Having read the ring and pinion break-in instructions it made me wonder why new cars never include such instructions. I don't imagine they are broken in on the line.
 
Gonzo--

Are we are talking about a freshly manufactured ring-and-pinion set such as was supplied by Mike Lempert or did your shop rebuild the differential by setting up the "lash" and perhaps putting in new bearings and/or a new pinion seal? If, as I suspect, it is the latter then the gears--the ring and pinion--were already broken in by previous use, which is why the instructions were what they were. OTOH with a brand new R&P set it would probably be wise to drain the diff oil after a couple of hundred miles to get out any little bits, then refill and carry on.
 
IIRC, the Lempert ring & pinion set we installed came with very specific instructions. The diff can get very hot--mine got almost 'pistol hot'--during break-in and the instruction called for short, then progressively longer runs with a cooling-off period in between, followed by a drain and fill after a few hundred miles. But, I used mineral gear oil for the break-in; apparently synthetic eliminates the need for such a procedure. My Mustang, new in 2008, had no specific break-in procedures so I followed my dad's advice: 'Break it in how you're going to drive it.'
 
Shop rebuilt the diff with new R&P (Moss = AH Spares), bearings and seal and set up lash etc. I'm taking it easy on the diff. Last weekend I took the car out for two test runs of about 15 - 20 miles allowing a "cool down" in between. The Diff did not heat up any more than usual and did not make any unusual noises. Gear oil will be changed in about 500 miles. No leaks from axles, diff pinion seal or join to diff housing after complete cool down. Longer run cycles - 3 or 4 depending - planned this coming weekend. GONZO.
 
"Shop rebuilt the diff with new R&P"

Good going and by all means follow the advice given. Given what I am sure is a substantial investment the rear axle deserves the best care and feeding available!
 
Having read the ring and pinion break-in instructions it made me wonder why new cars never include such instructions. I don't imagine they are broken in on the line.

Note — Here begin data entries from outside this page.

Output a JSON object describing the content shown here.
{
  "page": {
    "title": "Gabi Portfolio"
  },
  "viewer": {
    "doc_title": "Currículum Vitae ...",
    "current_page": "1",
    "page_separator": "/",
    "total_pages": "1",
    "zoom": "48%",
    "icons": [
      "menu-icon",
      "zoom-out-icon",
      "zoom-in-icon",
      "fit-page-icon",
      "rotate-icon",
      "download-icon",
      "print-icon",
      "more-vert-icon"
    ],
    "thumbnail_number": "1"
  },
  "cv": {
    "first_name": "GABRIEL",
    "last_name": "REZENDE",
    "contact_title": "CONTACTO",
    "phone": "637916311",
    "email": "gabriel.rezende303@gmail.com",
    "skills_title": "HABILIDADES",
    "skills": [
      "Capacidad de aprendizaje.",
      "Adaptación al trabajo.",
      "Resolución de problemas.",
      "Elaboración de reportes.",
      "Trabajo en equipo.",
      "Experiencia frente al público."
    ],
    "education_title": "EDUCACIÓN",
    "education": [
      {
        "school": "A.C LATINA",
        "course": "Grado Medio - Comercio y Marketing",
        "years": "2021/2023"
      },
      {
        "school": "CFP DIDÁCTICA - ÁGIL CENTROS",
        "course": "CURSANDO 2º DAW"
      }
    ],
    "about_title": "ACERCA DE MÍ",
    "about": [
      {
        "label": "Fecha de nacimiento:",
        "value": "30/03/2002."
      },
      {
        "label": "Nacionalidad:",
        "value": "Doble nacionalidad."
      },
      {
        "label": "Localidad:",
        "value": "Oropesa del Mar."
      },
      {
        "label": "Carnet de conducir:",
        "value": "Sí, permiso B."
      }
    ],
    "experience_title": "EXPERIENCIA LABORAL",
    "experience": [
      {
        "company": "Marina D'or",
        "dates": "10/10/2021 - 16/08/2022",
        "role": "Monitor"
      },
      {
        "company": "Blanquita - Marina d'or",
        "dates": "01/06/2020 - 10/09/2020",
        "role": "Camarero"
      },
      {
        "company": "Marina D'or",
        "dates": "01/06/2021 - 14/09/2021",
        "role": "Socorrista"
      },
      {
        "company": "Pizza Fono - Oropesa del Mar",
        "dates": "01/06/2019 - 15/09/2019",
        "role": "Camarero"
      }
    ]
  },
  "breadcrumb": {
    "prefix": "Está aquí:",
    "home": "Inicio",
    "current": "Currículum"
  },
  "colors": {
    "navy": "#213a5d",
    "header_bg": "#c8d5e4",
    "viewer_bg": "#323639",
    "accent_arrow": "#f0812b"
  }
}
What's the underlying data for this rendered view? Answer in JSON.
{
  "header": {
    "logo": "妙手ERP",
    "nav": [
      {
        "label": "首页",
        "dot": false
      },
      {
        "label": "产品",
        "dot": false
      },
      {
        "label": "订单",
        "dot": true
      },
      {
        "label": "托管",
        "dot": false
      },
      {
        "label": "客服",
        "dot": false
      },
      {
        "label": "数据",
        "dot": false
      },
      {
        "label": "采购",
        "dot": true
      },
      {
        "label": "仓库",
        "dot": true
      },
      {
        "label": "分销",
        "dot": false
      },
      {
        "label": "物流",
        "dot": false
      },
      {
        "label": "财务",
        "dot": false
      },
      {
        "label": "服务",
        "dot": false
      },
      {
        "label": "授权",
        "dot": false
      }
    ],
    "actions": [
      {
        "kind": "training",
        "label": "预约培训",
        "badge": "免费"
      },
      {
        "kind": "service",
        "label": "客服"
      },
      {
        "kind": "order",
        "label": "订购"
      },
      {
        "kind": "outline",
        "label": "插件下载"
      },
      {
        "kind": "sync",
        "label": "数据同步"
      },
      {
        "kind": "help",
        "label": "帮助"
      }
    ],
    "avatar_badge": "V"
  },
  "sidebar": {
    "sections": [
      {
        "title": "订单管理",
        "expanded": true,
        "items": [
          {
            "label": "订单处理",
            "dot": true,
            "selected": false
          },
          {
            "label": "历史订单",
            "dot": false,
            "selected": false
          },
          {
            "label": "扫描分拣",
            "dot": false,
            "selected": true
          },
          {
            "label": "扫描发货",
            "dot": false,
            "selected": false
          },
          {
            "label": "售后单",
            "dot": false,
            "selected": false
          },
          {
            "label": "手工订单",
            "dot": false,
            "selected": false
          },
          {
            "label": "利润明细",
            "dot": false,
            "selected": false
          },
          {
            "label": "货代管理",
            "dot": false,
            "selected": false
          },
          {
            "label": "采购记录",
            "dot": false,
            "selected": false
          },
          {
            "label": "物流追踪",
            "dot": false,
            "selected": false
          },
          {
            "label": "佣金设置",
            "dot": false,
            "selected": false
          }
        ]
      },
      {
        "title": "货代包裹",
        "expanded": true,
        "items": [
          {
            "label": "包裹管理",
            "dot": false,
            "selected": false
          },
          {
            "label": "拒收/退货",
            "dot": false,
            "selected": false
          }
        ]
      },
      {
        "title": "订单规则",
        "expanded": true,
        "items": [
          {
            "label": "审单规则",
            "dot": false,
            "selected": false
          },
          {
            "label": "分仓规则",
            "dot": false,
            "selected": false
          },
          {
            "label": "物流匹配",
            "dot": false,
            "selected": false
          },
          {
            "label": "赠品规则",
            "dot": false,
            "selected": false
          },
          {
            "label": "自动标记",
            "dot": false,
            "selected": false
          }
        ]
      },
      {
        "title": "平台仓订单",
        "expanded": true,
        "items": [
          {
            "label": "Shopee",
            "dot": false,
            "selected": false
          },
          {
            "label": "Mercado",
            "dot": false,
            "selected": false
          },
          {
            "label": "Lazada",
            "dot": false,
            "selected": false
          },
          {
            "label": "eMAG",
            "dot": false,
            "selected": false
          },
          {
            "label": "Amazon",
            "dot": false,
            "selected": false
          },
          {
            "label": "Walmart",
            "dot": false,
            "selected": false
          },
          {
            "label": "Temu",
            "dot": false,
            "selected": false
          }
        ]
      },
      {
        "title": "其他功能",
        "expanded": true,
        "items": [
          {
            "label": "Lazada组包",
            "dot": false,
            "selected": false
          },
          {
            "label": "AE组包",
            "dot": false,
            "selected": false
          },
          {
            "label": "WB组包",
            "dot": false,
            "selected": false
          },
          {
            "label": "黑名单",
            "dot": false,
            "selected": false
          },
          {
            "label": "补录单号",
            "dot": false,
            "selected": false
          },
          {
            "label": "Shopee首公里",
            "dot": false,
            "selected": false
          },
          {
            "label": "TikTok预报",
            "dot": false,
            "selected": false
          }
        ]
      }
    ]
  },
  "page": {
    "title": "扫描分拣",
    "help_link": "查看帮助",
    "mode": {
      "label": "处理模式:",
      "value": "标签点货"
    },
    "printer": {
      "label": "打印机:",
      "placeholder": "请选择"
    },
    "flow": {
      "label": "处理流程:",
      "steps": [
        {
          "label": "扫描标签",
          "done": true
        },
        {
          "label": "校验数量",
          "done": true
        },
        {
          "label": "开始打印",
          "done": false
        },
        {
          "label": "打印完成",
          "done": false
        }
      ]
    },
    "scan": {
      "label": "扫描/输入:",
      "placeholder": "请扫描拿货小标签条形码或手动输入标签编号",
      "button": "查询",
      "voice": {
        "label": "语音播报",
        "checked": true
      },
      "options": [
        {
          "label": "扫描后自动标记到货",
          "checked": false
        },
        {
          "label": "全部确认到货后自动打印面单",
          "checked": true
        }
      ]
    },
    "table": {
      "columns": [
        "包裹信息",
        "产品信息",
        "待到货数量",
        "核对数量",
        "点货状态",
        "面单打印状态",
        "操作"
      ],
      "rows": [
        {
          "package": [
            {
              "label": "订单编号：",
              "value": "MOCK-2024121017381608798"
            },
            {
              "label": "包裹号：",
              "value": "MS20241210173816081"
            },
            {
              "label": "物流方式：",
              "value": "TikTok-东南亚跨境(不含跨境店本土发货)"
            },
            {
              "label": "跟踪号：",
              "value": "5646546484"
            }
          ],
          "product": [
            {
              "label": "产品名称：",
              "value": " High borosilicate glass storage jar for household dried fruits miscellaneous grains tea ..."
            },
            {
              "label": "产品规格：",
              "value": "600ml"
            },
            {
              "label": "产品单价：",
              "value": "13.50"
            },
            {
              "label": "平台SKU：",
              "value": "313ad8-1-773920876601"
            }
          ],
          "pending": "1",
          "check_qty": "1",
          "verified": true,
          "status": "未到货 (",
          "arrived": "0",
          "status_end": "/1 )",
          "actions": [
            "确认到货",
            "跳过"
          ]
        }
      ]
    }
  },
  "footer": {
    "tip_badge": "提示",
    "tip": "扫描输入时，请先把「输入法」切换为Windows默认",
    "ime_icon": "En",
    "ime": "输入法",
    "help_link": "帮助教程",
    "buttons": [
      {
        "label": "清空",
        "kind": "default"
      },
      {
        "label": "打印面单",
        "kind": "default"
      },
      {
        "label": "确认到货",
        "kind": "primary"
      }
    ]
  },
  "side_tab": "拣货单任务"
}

Also: [ QUOTE= GONZO; ] Yes. I know the internet has all sorts of ring and pinion "break-in" instruction, so I asked the builder. He replied: "bolt it in, add gear oil (synthetic), drive and enjoy." I liked the "enjoy' part since it implied "don't sweat it". GONZO].
:iagree: . I am also sure that any routine change of any lubricant can't do any harm to any running components.